A meta-analysis of studies of eye patching for corneal abrasion found
that it did not improve healing rate or reduce pain. The authors
recommended against patching because of loss of binocular vision and
possible increase in pain.(1)
A meta-analysis of studies examining cycloplegics for corneal
abrasion found only one study that met their criteria. While this study
was not blinded and had other flaws, it did not show any benefit to
cycloplegics. The authors concluded that "Cycloplegics cannot be
recommended for use in patients with corneal abrasion."(2)
There is a similar paucity of evidence regarding the use of topical
antibiotics.
While these three treament modalities are classically taught, the
article (and the upcoming book it is adapted from) should indicate the
lack of supporting evidence for them.
References
1. Flynn CA, D'Amico F, Smith G. Should we patch corneal abrasions: a
meta-analysis. Journal of Family Practice 1998; 47(4):264-270.
2. Carley F, Carley S. Mydriatics in corneal abrasion. Emerg Med J
2001; 18:273.
Competing interests:
None declared
Competing interests: No competing interests
Posterior segment trauma
Editor,
We read with interest the Clinical review of Khaw et Al “injury to the
eye”.
However , there are some points that we believe need clarification
concerning the management of posterior segment trauma.

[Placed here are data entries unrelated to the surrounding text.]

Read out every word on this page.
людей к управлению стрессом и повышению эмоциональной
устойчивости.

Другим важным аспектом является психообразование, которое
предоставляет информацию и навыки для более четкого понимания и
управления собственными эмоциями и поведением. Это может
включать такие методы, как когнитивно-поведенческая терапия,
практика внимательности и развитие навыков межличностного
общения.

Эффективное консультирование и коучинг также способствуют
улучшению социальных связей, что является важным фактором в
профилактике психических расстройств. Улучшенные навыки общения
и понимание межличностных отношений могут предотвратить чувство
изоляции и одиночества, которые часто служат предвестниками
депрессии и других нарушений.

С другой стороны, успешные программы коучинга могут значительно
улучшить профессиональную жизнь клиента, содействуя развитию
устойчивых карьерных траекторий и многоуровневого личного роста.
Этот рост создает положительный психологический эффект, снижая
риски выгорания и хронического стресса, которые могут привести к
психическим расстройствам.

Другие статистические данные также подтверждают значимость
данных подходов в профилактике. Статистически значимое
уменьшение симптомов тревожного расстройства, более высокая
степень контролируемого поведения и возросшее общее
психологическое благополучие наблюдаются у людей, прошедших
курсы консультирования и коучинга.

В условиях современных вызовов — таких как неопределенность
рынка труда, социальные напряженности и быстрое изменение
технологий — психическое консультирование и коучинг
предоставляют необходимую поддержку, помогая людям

Firstly, a lot of times intraocular foreign bodies(IOFB) are not visible
with fundoscopy either due to their location or to concurrent vitreous
hemorrhage; In such cases radiographic tests to detect IOFB should be
performed, however it should be emphasized that MRI should not be
performed if the presence of a metallic IOFB is suspected.
Secondly, in penetrating traumas with IOFBs it is very important to
perform as soon as possible the primary repair[1]; Timing of vitreoretinal
surgery for IOFB removal is controversial in the literature[2-5] Some
authors prefer the early vitrectomy to eliminate the risk of
endophthalmitis, when others suggest that vitreoretinal surgery should be
performed later (within 10 to 15 days from the injury) as spontaneous
vitreous detachment will have occur and facilitate vitrectomy.

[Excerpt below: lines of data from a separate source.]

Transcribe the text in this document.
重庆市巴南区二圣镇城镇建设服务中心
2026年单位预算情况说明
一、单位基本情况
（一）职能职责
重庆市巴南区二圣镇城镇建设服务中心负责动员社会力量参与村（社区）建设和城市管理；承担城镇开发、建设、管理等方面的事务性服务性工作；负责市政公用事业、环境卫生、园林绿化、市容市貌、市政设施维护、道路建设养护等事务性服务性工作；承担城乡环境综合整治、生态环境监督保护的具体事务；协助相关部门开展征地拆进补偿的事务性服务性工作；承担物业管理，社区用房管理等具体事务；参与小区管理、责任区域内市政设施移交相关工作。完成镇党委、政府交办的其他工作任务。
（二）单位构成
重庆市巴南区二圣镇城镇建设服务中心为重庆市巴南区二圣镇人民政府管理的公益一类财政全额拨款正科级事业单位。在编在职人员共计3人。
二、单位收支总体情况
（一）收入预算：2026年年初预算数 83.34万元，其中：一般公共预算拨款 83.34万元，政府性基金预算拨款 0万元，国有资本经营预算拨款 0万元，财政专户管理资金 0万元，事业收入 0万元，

Competing interests: None declared
1. Aylward GW: Vitreous management in penetrating trauma: primary
repair and secondary intervention. Eye 2008, 22(10):1366-1369.
2. Cupples HP, Whitmore PV, Wertz FD, 3rd, Mazur DO: Ocular trauma treated
by vitreous surgery. Retina 1983, 3(2):103-107.
3. Ryan SJ, Allen AW: Pars plana vitrectomy in ocular trauma. Am J
Ophthalmol 1979, 88(3 Pt 1):483-491.
4. Jonas JB, Knorr HL, Budde WM: Prognostic factors in ocular injuries
caused by intraocular or retrobulbar foreign bodies. Ophthalmology 2000,
107(5):823-828.
5. May DR, Kuhn FP, Morris RE, Witherspoon CD, Danis RP, Matthews GP, Mann
L: The epidemiology of serious eye injuries from the United States Eye
Injury Registry. Graefes Arch Clin Exp Ophthalmol 2000, 238(2):153-157.